Domestic Disturbances in Bicultural L.A.

The literature of Los Angeles must discern shadows in the sunshine if it hopes to transcend mere entertainment. Héctor Tobar knows this. A native of the city, Tobar knows the dark and the light, the high and the low; he knows the spas and the salvage shops, the wrought iron and the barbed wire; he knows the West Side, the Valley and downtown — and he has put it all into his big new novel, “The Barbarian Nurseries.” Mercifully, Hollywood did not make the cut.

The mixed-race couple at the story’s center is Maureen and Scott Torres-Thompson. Maureen is a Midwestern transplant who, despite a habit of chewing at the ends of her ginger hair, is the picture of composed elegance. Scott is a Stanford-educated software millionaire born of humbler beginnings. Half Mexican (English is his mother tongue), he is by all appearances the embodiment of the American dream. But social ascendancy has come at a price: he is estranged from his father, whose advice — “Never hang your hat where you can’t reach it” — he has pointedly ignored.

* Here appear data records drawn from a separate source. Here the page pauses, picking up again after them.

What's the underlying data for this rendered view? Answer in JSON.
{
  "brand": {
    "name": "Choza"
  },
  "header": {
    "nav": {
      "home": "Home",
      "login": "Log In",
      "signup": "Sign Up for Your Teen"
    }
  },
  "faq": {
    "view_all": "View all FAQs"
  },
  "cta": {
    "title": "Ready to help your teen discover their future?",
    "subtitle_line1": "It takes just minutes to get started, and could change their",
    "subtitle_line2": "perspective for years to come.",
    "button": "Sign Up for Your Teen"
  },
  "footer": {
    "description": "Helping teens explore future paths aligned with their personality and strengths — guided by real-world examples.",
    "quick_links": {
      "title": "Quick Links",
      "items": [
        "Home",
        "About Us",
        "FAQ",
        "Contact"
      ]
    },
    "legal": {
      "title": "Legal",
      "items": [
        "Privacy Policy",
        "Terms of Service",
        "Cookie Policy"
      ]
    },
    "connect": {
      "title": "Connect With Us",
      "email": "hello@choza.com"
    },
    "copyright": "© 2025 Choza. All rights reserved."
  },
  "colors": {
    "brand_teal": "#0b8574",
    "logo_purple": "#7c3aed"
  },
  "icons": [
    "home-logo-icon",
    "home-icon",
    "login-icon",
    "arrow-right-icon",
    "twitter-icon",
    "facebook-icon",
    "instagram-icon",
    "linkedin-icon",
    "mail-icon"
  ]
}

Scott and Maureen live high on a hill in a gated community. So much in their palatial home is overwrought, as if to compensate by excess for impoverishments nonmaterial. The children’s room is jampacked with exquisite toys — an Art Deco mobile dangles planets of colored glass, pop-up books produce dragons and castles — but nowhere is their affluence more vividly displayed than in the tropical garden, the book’s central, potent image. Here, banana trees and lush ferns thrive. Such profusion in the arid air of Southern California, a climate better suited to cactuses, owes its survival to Pepe, the Mexican gardener responsible for its maintenance. A foot-wide stream gushes forth with a flick of a switch. “La petite rain forest,” Maureen has taken to calling it, a formulation that carries the whiff of cultural snobbery (Pepe would say pequeña).